While driving, they unhooked the trailer, allowing it to crash, but the horse and another one in the trailer survived.
Plastic Bag on Horse's Head
A farmer told them they could keep the horses in his barn overnight. The conspirators pretended to depart but actually returned to the barn, where they put a plastic garbage bag over one horse's head.
A 16-year-old farm hand who lived in the barn heard the commotion and investigated. He ordered them to remove the bag, a command he backed up with a gun. He reported the incident to the farmer, who called the sheriff.
Bumpers said the only common motivator he has found is greed.
"These guys are strictly out for the easy money. . . . They were collecting up to $80,000 per horse for a couple of hours' time in filling out paper work for the insurance claim and actually killing it."

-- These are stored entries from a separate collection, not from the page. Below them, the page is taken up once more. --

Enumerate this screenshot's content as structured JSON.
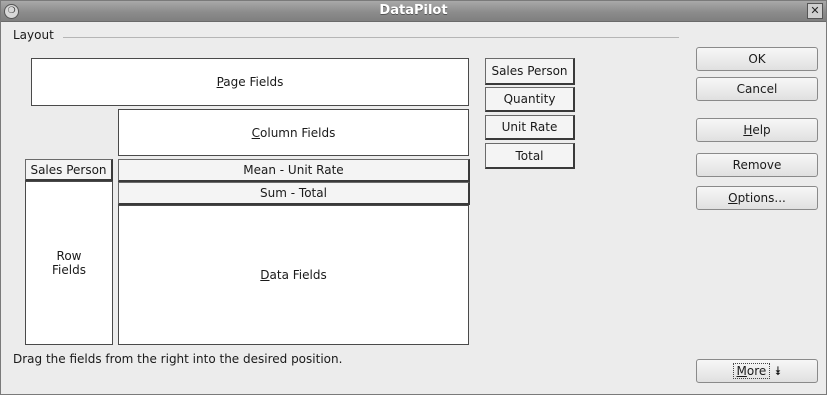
{
  "window": {
    "title": "DataPilot",
    "menu_glyph": "❍",
    "close_glyph": "✕"
  },
  "layout": {
    "label": "Layout",
    "page_fields": {
      "mnemonic": "P",
      "rest": "age Fields"
    },
    "column_fields": {
      "mnemonic": "C",
      "rest": "olumn Fields"
    },
    "row_fields": {
      "line1": "Row",
      "line2": "Fields"
    },
    "data_fields": {
      "mnemonic": "D",
      "rest": "ata Fields"
    },
    "row_field_button": "Sales Person",
    "data_field_buttons": [
      "Mean - Unit Rate",
      "Sum - Total"
    ],
    "available_fields": [
      "Sales Person",
      "Quantity",
      "Unit Rate",
      "Total"
    ]
  },
  "buttons": {
    "ok": "OK",
    "cancel": "Cancel",
    "help": {
      "mnemonic": "H",
      "rest": "elp"
    },
    "remove": "Remove",
    "options": {
      "mnemonic": "O",
      "rest": "ptions..."
    },
    "more": {
      "mnemonic": "M",
      "rest": "ore",
      "arrow": "⯯"
    }
  },
  "hint": "Drag the fields from the right into the desired position."
}
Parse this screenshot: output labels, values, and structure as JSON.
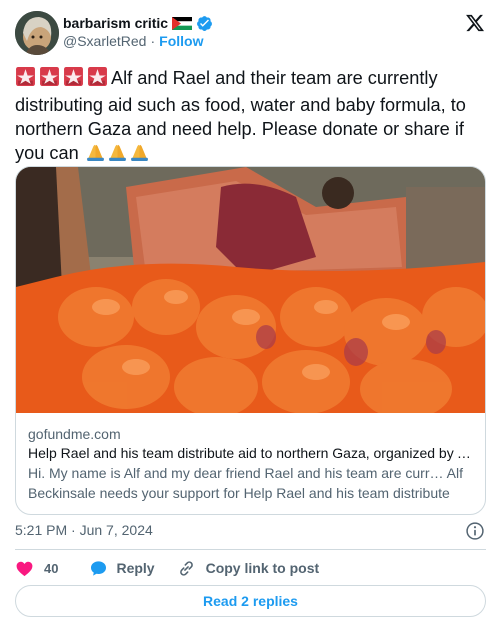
{
  "author": {
    "display_name": "barbarism critic",
    "handle": "@SxarletRed",
    "separator": "·",
    "follow_label": "Follow",
    "avatar_icon": "avatar-portrait",
    "flag_icon": "palestine-flag",
    "verified_icon": "verified-badge"
  },
  "tweet": {
    "text": "Alf and Rael and their team are currently distributing aid such as food, water and baby formula, to northern Gaza and need help. Please donate or share if you can ",
    "leading_emoji": "police-light-icon x4",
    "trailing_emoji": "folded-hands-icon x3"
  },
  "link_card": {
    "domain": "gofundme.com",
    "title": "Help Rael and his team distribute aid to northern Gaza, organized by Alf Beckinsale",
    "description": "Hi. My name is Alf and my dear friend Rael and his team are curr… Alf Beckinsale needs your support for Help Rael and his team distribute ai…"
  },
  "timestamp": {
    "time": "5:21 PM",
    "separator": "·",
    "date": "Jun 7, 2024"
  },
  "actions": {
    "like_count": "40",
    "reply_label": "Reply",
    "copy_label": "Copy link to post"
  },
  "read_replies_label": "Read 2 replies",
  "colors": {
    "accent": "#1d9bf0",
    "like": "#f91880",
    "text_primary": "#0f1419",
    "text_secondary": "#536471",
    "border": "#cfd9de"
  }
}
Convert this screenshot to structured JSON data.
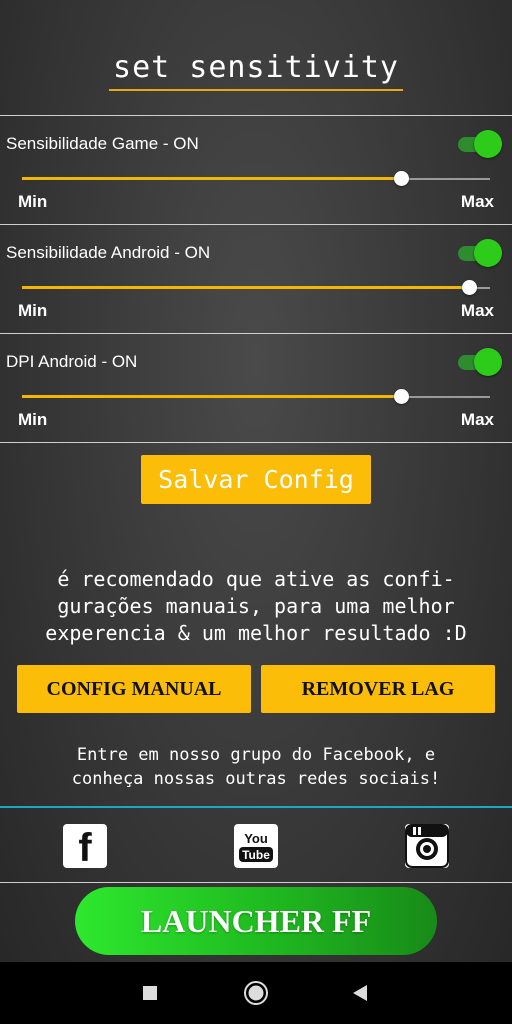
{
  "header": {
    "title": "set sensitivity"
  },
  "sections": [
    {
      "label": "Sensibilidade Game - ON",
      "enabled": true,
      "value": 0.81,
      "min_label": "Min",
      "max_label": "Max"
    },
    {
      "label": "Sensibilidade Android - ON",
      "enabled": true,
      "value": 0.955,
      "min_label": "Min",
      "max_label": "Max"
    },
    {
      "label": "DPI Android - ON",
      "enabled": true,
      "value": 0.81,
      "min_label": "Min",
      "max_label": "Max"
    }
  ],
  "save_button": "Salvar Config",
  "recommendation": "é recomendado que ative as confi-\ngurações manuais, para uma melhor\nexperencia & um melhor resultado :D",
  "actions": {
    "config_manual": "CONFIG MANUAL",
    "remover_lag": "REMOVER LAG"
  },
  "invite": "Entre em nosso grupo do Facebook, e\nconheça nossas outras redes sociais!",
  "social": {
    "facebook": "f",
    "youtube_top": "You",
    "youtube_bottom": "Tube"
  },
  "launcher": "LAUNCHER FF",
  "colors": {
    "accent": "#fbbd08",
    "toggle_on": "#2ecc1a",
    "divider": "#19a7c4"
  },
  "icons": [
    "facebook-icon",
    "youtube-icon",
    "instagram-icon",
    "recent-apps-icon",
    "home-icon",
    "back-icon"
  ]
}
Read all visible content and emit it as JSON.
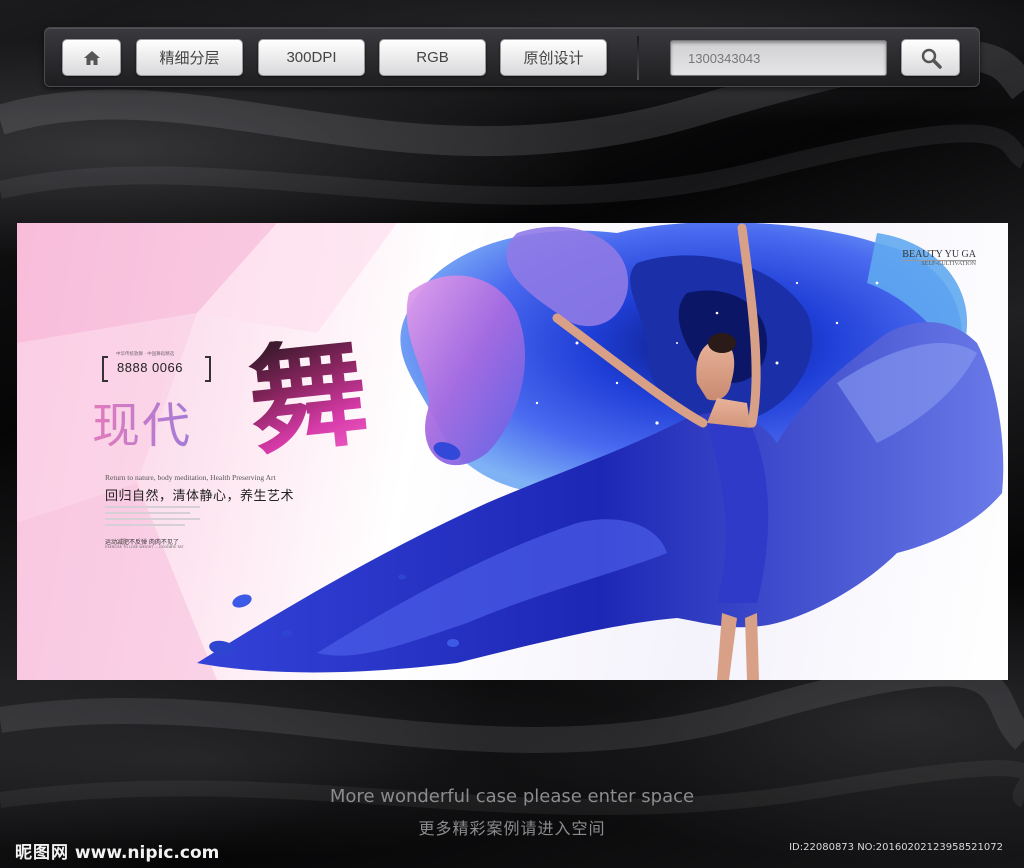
{
  "toolbar": {
    "home_icon": "home-icon",
    "buttons": [
      "精细分层",
      "300DPI",
      "RGB",
      "原创设计"
    ],
    "search_value": "1300343043",
    "search_icon": "magnifier-icon"
  },
  "banner": {
    "tel_small": "中华传统歌舞 · 中国舞蹈精选",
    "tel": "8888 0066",
    "title_1": "现代",
    "title_2": "舞",
    "english_line": "Return to nature, body meditation, Health Preserving Art",
    "chinese_line": "回归自然，清体静心，养生艺术",
    "slogan_cn": "运动减肥不反弹  肉肉不见了",
    "slogan_en": "EXERCISE TO LOSE WEIGHT ... GOODBYE FAT",
    "brand_1": "BEAUTY YU GA",
    "brand_2": "SELF-CULTIVATION",
    "colors": {
      "rose": "#3a5be0",
      "dress": "#2b3bd0",
      "petal": "#b06be0",
      "pink": "#f7c6e0"
    }
  },
  "footer": {
    "english": "More wonderful case please enter space",
    "chinese": "更多精彩案例请进入空间",
    "logo_cn": "昵图网",
    "logo_url": "www.nipic.com",
    "id_line": "ID:22080873 NO:20160202123958521072"
  }
}
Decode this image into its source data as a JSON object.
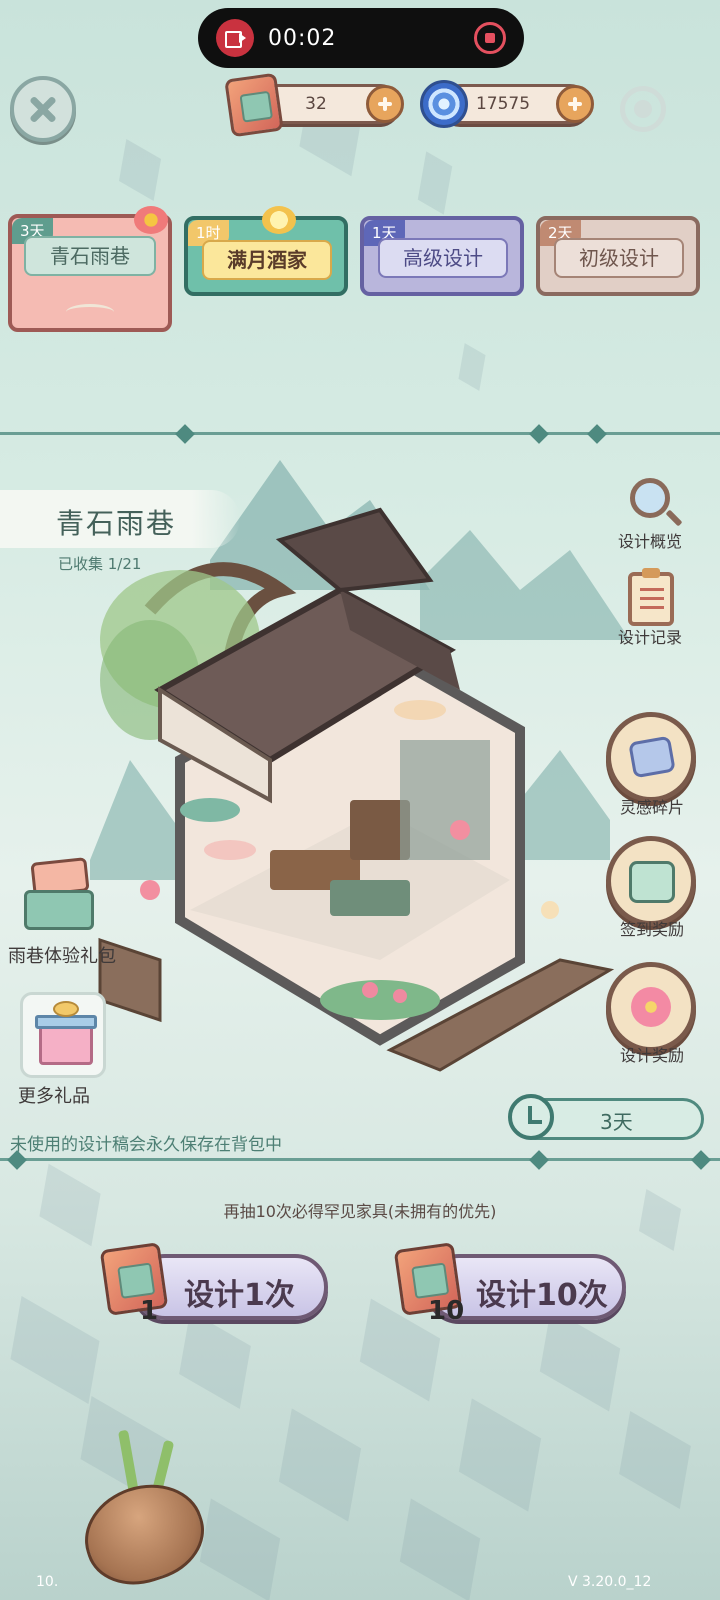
{
  "recorder": {
    "time": "00:02"
  },
  "topbar": {
    "scroll_count": "32",
    "swirl_count": "17575"
  },
  "tabs": [
    {
      "days": "3天",
      "label": "青石雨巷"
    },
    {
      "days": "1时",
      "label": "满月酒家"
    },
    {
      "days": "1天",
      "label": "高级设计"
    },
    {
      "days": "2天",
      "label": "初级设计"
    }
  ],
  "banner": {
    "title": "青石雨巷",
    "collected": "已收集 1/21"
  },
  "side_menu": {
    "overview": "设计概览",
    "records": "设计记录",
    "fragments": "灵感碎片",
    "checkin": "签到奖励",
    "reward": "设计奖励"
  },
  "gifts": {
    "pack": "雨巷体验礼包",
    "more": "更多礼品"
  },
  "timer": {
    "remaining": "3天"
  },
  "notes": {
    "save": "未使用的设计稿会永久保存在背包中",
    "hint": "再抽10次必得罕见家具(未拥有的优先)"
  },
  "draw": {
    "single_count": "1",
    "single_label": "设计1次",
    "ten_count": "10",
    "ten_label": "设计10次"
  },
  "footer": {
    "left": "10.",
    "version": "V 3.20.0_12"
  },
  "colors": {
    "accent_teal": "#4e8a80",
    "tab_red": "#f5bbb3",
    "tab_green": "#6fc0aa",
    "tab_purple": "#b9b6dc",
    "tab_tan": "#e1cfc6"
  }
}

As a response to unusually high losses on quarter horses, insurance companies are making it more costly to insure the animals and making owners assume more risk by raising premiums or placing ceilings on the amount of insurance available, said Ken Aylor, an Oklahoma City, Okla., livestock insurance agent.
"The limits used to run in the millions, where now in the United States with U.S. companies the maximum today that we can get a quarter horse insured for is $50,000," he said.
Graham, 45, said he investigates horse killings just as he would a homicide.